Amit Kukreja
Is Palantir About To Get $260M From The NHS?

Palantir first began working with the NHS during the pandemic when they were called in to manage the distribution of vaccines. Their work landed them a 2 year, $34M contract.
Just a few weeks ago, another article came out by FT, showcasing how well Palantir has been integrating the NHS's data, saving thousands of patient's time in booking and scheduling appoints. The UK's health system is known to have massive amounts of backlogs.
The NHS recently announced a new plan "to develop a £240million ‘Federated Data Platform’ (FDP) via a prior information notice ahead of an open procurement." (via digitalhealth)
The magazine reports,
"The new data platform will be built around five major use cases, each wide-ranging in scope:
Population health and person insight
Care coordination (with focus on ICS)
Elective recovery (with focus on trusts)
Vaccines and immunisation
Supply chain
There is a suggestion that the procurement will consist of two lots – one to be for the platform itself, with the capacity for ICS integration and the relevant consultancy and communications support, and the other for privacy-enhancing technology. The market notice also says that other procurements that are relevant to the project could be made by other organisations.
NHS England says it intends to hold a supplier briefing session in relation to the project on 13 April 2022 and estimates the publication of the contract notice to be on 6 June 2022."
Why This Matters For Palantir
Palantir should be first in line to get this deal done. A federated data platform that combines a myriad of data sources into an integrated system, quite frankly, has Palantir's name all over it.
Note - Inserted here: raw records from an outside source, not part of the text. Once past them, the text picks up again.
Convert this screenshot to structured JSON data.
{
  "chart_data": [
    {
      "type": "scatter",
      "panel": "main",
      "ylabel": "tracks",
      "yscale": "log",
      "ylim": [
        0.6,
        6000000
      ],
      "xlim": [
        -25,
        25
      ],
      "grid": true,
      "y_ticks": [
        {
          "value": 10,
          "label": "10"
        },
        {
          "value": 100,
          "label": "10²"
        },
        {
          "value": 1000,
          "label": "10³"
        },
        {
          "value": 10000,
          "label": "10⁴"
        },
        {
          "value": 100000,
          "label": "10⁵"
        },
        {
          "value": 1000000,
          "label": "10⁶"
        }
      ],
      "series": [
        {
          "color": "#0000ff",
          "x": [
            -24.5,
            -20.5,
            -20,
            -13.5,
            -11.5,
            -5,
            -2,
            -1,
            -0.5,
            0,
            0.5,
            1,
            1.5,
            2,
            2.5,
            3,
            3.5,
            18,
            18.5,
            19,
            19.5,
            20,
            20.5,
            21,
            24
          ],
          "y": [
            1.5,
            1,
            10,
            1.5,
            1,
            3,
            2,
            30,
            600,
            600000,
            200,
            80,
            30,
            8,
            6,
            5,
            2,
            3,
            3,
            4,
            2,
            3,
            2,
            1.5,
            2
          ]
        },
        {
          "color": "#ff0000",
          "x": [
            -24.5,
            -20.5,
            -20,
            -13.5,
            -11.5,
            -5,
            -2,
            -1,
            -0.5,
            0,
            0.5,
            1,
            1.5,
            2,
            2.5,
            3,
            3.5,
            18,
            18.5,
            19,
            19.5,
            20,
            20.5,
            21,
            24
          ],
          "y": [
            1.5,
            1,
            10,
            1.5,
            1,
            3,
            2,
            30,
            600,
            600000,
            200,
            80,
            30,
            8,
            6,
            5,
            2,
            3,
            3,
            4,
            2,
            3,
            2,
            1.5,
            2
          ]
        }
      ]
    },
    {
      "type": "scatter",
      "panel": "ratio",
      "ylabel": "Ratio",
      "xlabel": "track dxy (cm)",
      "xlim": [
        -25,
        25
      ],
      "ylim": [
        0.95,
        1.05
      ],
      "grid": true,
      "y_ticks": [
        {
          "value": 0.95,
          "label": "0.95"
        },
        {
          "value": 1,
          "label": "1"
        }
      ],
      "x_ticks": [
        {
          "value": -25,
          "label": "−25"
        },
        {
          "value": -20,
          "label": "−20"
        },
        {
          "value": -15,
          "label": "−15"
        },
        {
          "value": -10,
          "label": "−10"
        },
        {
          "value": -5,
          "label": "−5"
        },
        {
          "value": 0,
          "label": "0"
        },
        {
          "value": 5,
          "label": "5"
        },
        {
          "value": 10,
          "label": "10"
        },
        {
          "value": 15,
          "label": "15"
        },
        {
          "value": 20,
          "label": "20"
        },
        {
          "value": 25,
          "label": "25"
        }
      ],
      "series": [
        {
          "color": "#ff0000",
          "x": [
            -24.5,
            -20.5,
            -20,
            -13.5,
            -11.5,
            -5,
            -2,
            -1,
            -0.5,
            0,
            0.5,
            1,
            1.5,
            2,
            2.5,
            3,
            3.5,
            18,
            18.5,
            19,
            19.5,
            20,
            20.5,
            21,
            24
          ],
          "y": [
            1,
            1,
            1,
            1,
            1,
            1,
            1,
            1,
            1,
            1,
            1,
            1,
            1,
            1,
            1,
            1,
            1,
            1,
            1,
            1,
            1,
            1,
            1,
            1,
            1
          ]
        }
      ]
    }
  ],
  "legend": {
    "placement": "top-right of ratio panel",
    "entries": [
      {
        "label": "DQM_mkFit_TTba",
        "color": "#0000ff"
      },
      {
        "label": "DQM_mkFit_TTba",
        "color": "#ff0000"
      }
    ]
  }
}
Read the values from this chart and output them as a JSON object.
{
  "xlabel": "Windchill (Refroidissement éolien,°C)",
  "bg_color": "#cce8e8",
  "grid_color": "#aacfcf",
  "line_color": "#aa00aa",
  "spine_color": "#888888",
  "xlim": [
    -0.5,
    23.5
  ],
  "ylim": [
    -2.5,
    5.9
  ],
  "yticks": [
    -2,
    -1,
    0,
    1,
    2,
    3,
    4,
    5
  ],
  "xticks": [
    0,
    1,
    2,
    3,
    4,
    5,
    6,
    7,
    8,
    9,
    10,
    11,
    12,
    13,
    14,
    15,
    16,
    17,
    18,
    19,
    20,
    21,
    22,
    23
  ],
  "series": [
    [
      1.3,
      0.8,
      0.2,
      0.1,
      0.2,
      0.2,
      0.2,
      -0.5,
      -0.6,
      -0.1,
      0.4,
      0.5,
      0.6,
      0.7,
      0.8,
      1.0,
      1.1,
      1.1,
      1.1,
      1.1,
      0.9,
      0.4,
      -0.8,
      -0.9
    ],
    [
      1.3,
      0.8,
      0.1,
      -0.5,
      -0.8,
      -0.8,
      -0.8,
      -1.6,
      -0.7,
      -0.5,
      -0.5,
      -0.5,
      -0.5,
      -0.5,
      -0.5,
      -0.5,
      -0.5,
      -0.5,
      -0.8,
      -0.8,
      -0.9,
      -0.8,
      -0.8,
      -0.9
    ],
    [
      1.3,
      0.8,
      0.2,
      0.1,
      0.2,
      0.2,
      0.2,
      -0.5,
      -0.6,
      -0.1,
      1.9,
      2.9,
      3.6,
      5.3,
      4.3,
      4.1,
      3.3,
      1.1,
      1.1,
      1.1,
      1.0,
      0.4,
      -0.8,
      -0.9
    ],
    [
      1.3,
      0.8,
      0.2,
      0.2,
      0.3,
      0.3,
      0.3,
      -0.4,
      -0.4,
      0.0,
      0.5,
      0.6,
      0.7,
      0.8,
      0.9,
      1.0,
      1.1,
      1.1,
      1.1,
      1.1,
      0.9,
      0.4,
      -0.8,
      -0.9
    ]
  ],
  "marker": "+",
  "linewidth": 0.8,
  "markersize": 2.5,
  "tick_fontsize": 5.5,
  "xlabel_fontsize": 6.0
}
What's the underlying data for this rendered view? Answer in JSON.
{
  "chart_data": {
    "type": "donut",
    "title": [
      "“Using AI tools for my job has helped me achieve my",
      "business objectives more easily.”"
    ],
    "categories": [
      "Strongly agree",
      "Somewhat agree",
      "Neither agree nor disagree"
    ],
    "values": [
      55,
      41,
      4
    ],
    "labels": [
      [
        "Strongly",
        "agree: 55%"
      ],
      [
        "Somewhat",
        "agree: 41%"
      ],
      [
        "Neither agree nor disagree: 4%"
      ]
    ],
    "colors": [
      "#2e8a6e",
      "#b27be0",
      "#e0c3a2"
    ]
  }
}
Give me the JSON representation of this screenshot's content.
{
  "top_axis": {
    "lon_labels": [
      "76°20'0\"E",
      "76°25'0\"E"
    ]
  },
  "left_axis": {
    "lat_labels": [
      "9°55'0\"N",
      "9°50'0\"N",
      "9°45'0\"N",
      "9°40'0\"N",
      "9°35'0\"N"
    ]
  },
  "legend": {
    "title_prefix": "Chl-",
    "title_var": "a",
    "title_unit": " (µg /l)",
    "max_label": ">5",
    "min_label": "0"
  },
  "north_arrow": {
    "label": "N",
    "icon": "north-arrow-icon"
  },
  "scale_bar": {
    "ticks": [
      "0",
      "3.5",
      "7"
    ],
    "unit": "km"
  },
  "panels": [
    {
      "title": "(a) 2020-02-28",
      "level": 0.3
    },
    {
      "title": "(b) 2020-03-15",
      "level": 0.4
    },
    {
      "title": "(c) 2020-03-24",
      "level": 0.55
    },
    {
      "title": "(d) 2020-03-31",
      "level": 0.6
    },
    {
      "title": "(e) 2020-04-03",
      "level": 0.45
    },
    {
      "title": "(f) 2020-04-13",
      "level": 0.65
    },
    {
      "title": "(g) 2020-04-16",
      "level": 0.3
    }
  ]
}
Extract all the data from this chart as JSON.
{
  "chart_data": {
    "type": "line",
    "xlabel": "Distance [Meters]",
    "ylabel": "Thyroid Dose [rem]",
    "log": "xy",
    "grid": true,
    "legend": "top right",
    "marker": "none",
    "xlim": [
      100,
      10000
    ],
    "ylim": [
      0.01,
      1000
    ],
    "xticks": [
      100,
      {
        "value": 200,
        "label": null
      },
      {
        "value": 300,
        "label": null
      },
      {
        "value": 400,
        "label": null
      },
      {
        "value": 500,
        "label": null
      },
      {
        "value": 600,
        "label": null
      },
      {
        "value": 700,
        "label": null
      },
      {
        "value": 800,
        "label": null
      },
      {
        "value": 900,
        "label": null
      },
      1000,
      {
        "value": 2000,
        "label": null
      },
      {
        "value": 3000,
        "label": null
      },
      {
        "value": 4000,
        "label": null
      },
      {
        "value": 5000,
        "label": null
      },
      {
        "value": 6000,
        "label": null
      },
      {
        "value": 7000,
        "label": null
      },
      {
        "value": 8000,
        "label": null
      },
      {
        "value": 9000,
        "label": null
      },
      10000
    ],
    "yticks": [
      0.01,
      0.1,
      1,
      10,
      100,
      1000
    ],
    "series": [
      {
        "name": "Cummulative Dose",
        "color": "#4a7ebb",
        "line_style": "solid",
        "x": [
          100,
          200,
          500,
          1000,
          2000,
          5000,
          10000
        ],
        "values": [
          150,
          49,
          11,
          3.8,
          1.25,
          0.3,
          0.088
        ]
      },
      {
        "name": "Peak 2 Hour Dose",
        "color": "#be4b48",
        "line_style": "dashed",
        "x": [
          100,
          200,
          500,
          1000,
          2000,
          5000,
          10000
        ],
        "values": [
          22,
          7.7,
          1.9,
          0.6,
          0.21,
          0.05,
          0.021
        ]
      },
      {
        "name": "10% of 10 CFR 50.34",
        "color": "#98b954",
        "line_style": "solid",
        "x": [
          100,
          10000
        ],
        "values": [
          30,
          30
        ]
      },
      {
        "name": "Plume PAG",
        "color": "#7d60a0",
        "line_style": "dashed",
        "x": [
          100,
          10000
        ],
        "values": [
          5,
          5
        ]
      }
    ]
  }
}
Additionally, the magazine reported that vaccines and supply chains would be integrated into this data set - Palantir was responsible for the entire NHS vaccines distribution system and has helped numerous companies with their supply chain concerns.
They also report,
Digital Health News understands that the front-runner for the FDP is widely assumed to be the existing data platform provider, Palantir, which has been working extremely closely with NHS England on provision of a national NHS data platform throughout the pandemic.
The NHS needs an integrated data system across all the hospitals and service providers they have. Since the UK has nationalized healthcare, it has led to more inefficiencies because private companies don't have as much power to immediately enact solutions to problems across doctors, patients, and hospitals.
As a result of being state controlled, the state needs to organize the vast amount of data that exists - quickly, effectively, and immediately. Palantir has an intimate relationship working with the NHS and would seem like the obvious choice.
The other core reason Palantir is likely to land this deal is because there doesn't seem to be another company that could do exactly what the NHS is looking for. Palantir has shown they can do it, landed a smaller contract off of a test pilot, and has the ability to integrate immediately with the NHS since they already have done so for vaccines.
If the NHS were to give this contract to another service provider that could offer the technology Palantir offers around data analytics, it would be interesting to see who they pick, and if the competitor is just offering a version of what Palantir does at a cheaper price.
Additionally, Palantir has confirmed they are working with the UK's government on their Ukrainian refugee crisis, only furthering the relationship between the company and the government's internal system of managing data for a variety of use cases.
Over the next few months we should have a $260M answer to this question.